Discover more from הרב מיכאל אברהם
Subscribe to get the latest posts sent to your email.
[For now, I've only skimmed. And perhaps you addressed this in the articles you mentioned.] Even if, given that a legal dispute is abandoned, there is no majority that the holder is right, if it is determined as a rule that the holder is wrong (and when there is no additional evidence to dispute it), then certainly in most cases, if a legal dispute is abandoned, the plaintiff will be a fraud and the holder will be right, because all fraudsters will be suing all day long. Therefore, we are forced to determine that even when a dispute is abandoned, the holder is right. Do your words weigh this calculation and do you think this is only a legal presumption?
Yes. I think I even wrote that before. Right now you have no evidence that the holder is right. What you wrote is just the legal explanation for why to establish such a legal presumption.

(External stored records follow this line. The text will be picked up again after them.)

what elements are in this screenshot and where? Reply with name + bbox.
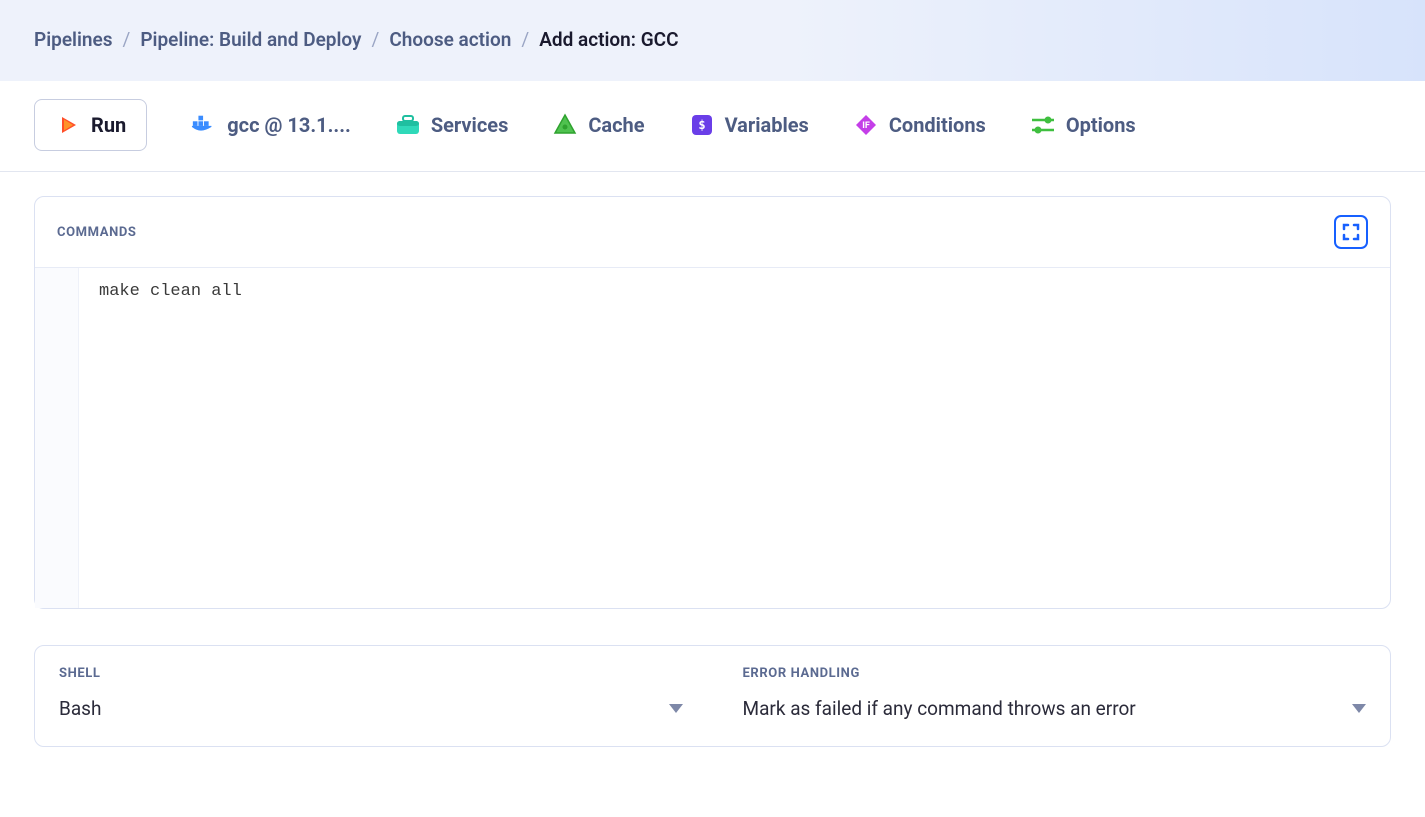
breadcrumb-pipelines[interactable]: Pipelines (34, 28, 113, 51)
svg-text:$: $ (698, 118, 705, 132)
tab-conditions-label: Conditions (889, 113, 986, 137)
tabbar: Run gcc @ 13.1.... Services Cache $ Vari… (0, 81, 1425, 172)
error-handling-column: ERROR HANDLING Mark as failed if any com… (743, 666, 1367, 720)
chevron-down-icon (669, 704, 683, 713)
shell-column: SHELL Bash (59, 666, 683, 720)
options-panel: SHELL Bash ERROR HANDLING Mark as failed… (34, 645, 1391, 747)
breadcrumb: Pipelines / Pipeline: Build and Deploy /… (34, 28, 1391, 51)
breadcrumb-sep: / (371, 28, 379, 51)
breadcrumb-sep: / (123, 28, 131, 51)
breadcrumb-sep: / (521, 28, 529, 51)
tab-options[interactable]: Options (1030, 112, 1136, 138)
docker-icon (191, 112, 217, 138)
shell-label: SHELL (59, 666, 683, 681)
sliders-icon (1030, 112, 1056, 138)
breadcrumb-pipeline[interactable]: Pipeline: Build and Deploy (140, 28, 361, 51)
code-editor[interactable]: make clean all (35, 268, 1390, 608)
toolbox-icon (395, 112, 421, 138)
play-icon (55, 112, 81, 138)
tab-image-label: gcc @ 13.1.... (227, 113, 351, 137)
tab-variables-label: Variables (725, 113, 809, 137)
tab-services[interactable]: Services (395, 112, 509, 138)
error-handling-value: Mark as failed if any command throws an … (743, 697, 1136, 720)
tab-run-label: Run (91, 113, 126, 137)
conditions-icon: IF (853, 112, 879, 138)
svg-text:IF: IF (862, 121, 870, 131)
editor-gutter (35, 268, 79, 608)
expand-button[interactable] (1334, 215, 1368, 249)
tab-cache[interactable]: Cache (552, 112, 644, 138)
tab-image[interactable]: gcc @ 13.1.... (191, 112, 351, 138)
cache-icon (552, 112, 578, 138)
commands-panel: COMMANDS make clean all (34, 196, 1391, 609)
error-handling-select[interactable]: Mark as failed if any command throws an … (743, 697, 1367, 720)
shell-select[interactable]: Bash (59, 697, 683, 720)
commands-header: COMMANDS (35, 197, 1390, 268)
variables-icon: $ (689, 112, 715, 138)
tab-services-label: Services (431, 113, 509, 137)
tab-run[interactable]: Run (34, 99, 147, 151)
tab-conditions[interactable]: IF Conditions (853, 112, 986, 138)
tab-options-label: Options (1066, 113, 1136, 137)
chevron-down-icon (1352, 704, 1366, 713)
breadcrumb-choose-action[interactable]: Choose action (389, 28, 511, 51)
breadcrumb-current: Add action: GCC (539, 28, 678, 51)
content: COMMANDS make clean all SHELL Bash ERROR… (0, 172, 1425, 771)
editor-code[interactable]: make clean all (79, 268, 1390, 608)
shell-value: Bash (59, 697, 101, 720)
commands-label: COMMANDS (57, 225, 137, 240)
fullscreen-icon (1342, 223, 1360, 241)
tab-cache-label: Cache (588, 113, 644, 137)
header: Pipelines / Pipeline: Build and Deploy /… (0, 0, 1425, 81)
error-handling-label: ERROR HANDLING (743, 666, 1367, 681)
tab-variables[interactable]: $ Variables (689, 112, 809, 138)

[If this is indeed a choice of a decision method that maximizes the probability of achieving justice over the alternative methods, then it seems that the wording in the column is a bit too strong. There is no need for a verse or for probabilities of pain and doctors, and at the heart of this matter is a probabilistic claim, even if at the moment it is not, and we are only forced by necessity to give the holder the power of holding the objects over which there is no dispute.]
There is no such thing. It is what I wrote. Now you ask whether the one who issues from his author the evidence on him is the same as the presumption that is under his human hand? The answer is no, it was determined because of your assumption. Why is it not based on that assumption? Because of doctors and conditional probabilities. That is exactly what I argued. You are only expanding more on the assumption that is the basis of the presumptions even when there is no presumption that is under his human hand.